US shale gas changing dynamics in petrochemical industry of Asia, Latin America, Middle East

12-Sep-14

The abundant supply of shale gas in North America has reenergized the North American petrochemical industry, unleashing a wave of capital investment in new facilities. Since many shale fields contain, in addition to oil and natural gas, large quantities of natural gas liquids (NGLs) such as ethane, propane and butane, major new supplies are entering the market at low costs. This low-cost feedstock has already shifted profit pools from gas producers and processors to petrochemical manufacturers, as per bain.com.
Both naphtha and LPG are produced by refining crude. A barrel of crude typically has a 3% LPG yield while for naphtha it is more than 10%. LPG is also obtained in the process of extracting natural gas. Asian petrochemicals firms, traditionally using naphtha as a raw material, are now switching to LPG. They are building tanks and retooling plants to store and process liquefied petroleum gas imported from the United States, counting on a flood of supply from the shale boom to replace costlier naphtha as a raw material, as per Reuters. Petrochemicals firms in South Korea, Japan, Taiwan and Thailand have increased their use of LPG since June as the gas has cost at least US$50/ton less than naphtha. Samsung Total Petrochemical, LG Chem and Royal Vopak are among a number of companies in Asia expanding import terminals or retrofitting plants over the next one to two years as they buy more LPG. The gas is used by petrochemicals firms to make a broad range of consumer and industrial plastics. A looming rise in tanker supply from next year will also help cut US-Asia freight costs. The LPG buying will help the United States trim an expected surplus of the gas and give the shipping industry more business at a time when global trade is still recovering from the aftermath of the financial crisis. By 2019, the nation's surplus of the gas will double to 550,000 barrels per day (bpd) from 270,000 bpd in 2014, said US-based consultancy firm ESAI.
A cutback in naphtha use will hit key regional suppliers of the fuel such as India's Oil & Natural Gas Corp (ONGC) and Kuwait Petroleum, who are already being forced to cut the premiums they charge on naphtha sales. Rising supplies of LPG - a compressed mix of propane and butane, also used for heating and transport - have widened the price gap between LPG and naphtha. In June, the average price of the gas was US$916/ton versus naphtha's US$972, a spread of US$56. In the same month of last year, gas was US$17 cheaper than naphtha, data from Ginga Petroleum showed. Asia now accounts for more than a quarter of all U.S. LPG exports and that is set to rise steadily this decade. Exports to Asia could rise to 230,000 bpd by 2019 from 70,000-90,000 bpd this year, said Vivek Mathur, senior analyst at ESAI.
Supplies from the Middle East will also grow but exports may not rise as much as US shipments. US LPG is available now for loading below US$600/ton compared to the US$760-780 for the gas from the Middle East. Even with current freight rates from America to the Far East higher compared to rates from Middle East to Asia, US LPG works out a cheaper option for Asian users. The design of petrochemical plants in Asia, though, constrains how much LPG can replace naphtha. Typically, up to 15% of naphtha can be replaced. Even within that limit, plants in Asia have room to raise LPG use, which may mean more imports of the gas. The situation will worsen for them when new tankers are ready and the Panama canal expansion is completed by end-2015. Some 36 new LPG tankers are scheduled for delivery in 2015 and another 38 in 2016 vs 5 this year, said a Southeast Asia-based LPG trader, potentially helping lower freight rates.
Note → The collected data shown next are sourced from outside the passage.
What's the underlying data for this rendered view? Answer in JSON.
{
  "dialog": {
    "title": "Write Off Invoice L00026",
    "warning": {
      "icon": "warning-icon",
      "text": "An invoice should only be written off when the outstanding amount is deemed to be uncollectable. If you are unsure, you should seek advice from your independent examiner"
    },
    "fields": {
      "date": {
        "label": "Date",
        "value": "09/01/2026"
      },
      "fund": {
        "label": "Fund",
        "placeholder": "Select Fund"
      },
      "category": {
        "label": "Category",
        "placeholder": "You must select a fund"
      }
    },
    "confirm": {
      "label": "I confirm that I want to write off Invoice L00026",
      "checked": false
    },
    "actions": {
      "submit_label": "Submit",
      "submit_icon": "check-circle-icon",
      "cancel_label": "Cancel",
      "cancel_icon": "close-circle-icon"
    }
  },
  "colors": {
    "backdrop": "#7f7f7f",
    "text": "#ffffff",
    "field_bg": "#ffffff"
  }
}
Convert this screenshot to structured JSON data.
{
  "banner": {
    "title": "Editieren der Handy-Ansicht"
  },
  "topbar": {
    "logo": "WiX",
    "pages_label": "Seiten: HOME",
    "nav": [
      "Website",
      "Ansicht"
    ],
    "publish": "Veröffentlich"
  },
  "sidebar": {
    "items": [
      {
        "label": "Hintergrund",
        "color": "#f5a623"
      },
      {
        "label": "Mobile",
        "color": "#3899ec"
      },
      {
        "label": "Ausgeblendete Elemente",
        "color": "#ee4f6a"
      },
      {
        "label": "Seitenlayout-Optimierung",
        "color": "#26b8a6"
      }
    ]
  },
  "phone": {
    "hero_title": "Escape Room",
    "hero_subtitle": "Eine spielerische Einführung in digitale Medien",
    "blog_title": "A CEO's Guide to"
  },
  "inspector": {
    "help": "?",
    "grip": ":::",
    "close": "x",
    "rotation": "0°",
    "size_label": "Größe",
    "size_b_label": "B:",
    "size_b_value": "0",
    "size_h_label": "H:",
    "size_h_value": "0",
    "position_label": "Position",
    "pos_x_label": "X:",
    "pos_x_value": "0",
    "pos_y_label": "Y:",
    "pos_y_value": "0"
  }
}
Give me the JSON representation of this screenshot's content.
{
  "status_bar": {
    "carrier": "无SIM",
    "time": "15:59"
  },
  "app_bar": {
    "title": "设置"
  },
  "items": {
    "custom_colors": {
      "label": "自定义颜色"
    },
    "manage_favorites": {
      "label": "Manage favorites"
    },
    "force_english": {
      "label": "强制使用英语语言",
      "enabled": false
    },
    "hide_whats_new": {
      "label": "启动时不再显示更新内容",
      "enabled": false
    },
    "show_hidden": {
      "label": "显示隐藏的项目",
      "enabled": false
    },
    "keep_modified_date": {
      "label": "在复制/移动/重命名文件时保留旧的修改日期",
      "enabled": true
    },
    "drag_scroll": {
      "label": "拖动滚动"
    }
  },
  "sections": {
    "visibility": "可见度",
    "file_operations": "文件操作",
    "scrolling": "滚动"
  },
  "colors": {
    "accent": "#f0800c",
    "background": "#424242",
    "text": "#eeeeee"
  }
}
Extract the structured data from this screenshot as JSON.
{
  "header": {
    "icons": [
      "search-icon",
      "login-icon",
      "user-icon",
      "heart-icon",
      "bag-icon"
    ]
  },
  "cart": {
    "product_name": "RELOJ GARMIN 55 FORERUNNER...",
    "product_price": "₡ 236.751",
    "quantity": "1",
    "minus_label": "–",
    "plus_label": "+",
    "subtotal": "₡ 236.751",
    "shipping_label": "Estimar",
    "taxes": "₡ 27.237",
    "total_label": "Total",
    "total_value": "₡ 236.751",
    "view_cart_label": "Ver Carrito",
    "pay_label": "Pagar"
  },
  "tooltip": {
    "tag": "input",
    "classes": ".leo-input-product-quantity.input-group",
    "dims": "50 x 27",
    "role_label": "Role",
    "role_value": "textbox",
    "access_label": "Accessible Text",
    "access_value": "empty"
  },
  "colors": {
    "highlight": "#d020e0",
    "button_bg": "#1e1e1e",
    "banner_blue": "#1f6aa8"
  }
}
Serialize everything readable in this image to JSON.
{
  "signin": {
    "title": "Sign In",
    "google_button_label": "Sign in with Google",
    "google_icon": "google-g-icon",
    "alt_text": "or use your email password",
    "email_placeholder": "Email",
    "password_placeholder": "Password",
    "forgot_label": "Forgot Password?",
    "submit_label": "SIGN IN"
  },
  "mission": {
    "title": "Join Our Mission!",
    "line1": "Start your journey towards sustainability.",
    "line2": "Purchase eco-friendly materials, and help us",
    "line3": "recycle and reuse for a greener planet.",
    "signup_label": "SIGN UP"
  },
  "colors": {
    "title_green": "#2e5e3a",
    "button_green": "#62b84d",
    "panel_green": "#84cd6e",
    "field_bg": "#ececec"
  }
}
According to IHS, growing demand for chemicals, plastics and durable goods in Latin America is elevating the region as a strategic market for North American petrochemical producers. At the same time, the North America petrochemical renaissance, which is being driven by low cost shale feedstocks, is reshaping the Latin American petrochemical industry, including investments and projects in Brazil, Mexico, and other countries in the region. Rina Quijada, senior director, Latin America, for IHS Chemical, commented: “This is a critical time of change and opportunity for the Latin American petrochemical industry. On the one hand, we have steady economic growth in the region, which is driving demand for chemicals and finished goods, and at the same time, we have significant surplus chemical capacity coming from North American producers, who are now viewing Latin America as a long term strategic partner”. According to IHS economic analysis, Latin American GDP performance is expected to slightly outpace global GDP growth by 2018, with Brazil accounting for 40% of the region’s total GDP growth. To meet increased regional consumer demand, competitively priced finished products will be produced by sourcing resins from low cost sites in North America and converting them into plastics and other high value chemicals. The US has announced approximately 10 million tons of ethane based ethylene capacity. That is significant capacity expansion, and since their production will exceed domestic demand, they will have to export excess production. Latin America represents an attractive export option, due to geography, economics, demand, and attractive netback for North American producers.
Before the North American shale energy revolution, numerous petrochemical projects were planned in Latin America that were naphtha based, but all those plans are now under reevaluation. On the other hand, the Braskem-IDESA ethylene/polyethylene project in Mexico, called Etileno XXI, is the first site to come onstream in Latin America by the end of 2015. IHS holds that these market challenges are creating both challenges and opportunities for domestic and state owned petrochemical producers. Additionally, for the industry to grow in the region, capital investments in infrastructure must be made. Limited access to hard currency makes it challenging for some countries in Latin America to remain competitive in a global market. Unless additional capacity is added in the region to meet growing demand of end use products, countries will have to rely even more on imports, which are risky due to exchange rate fluctuations. The market is changing, so companies are now adapting to change.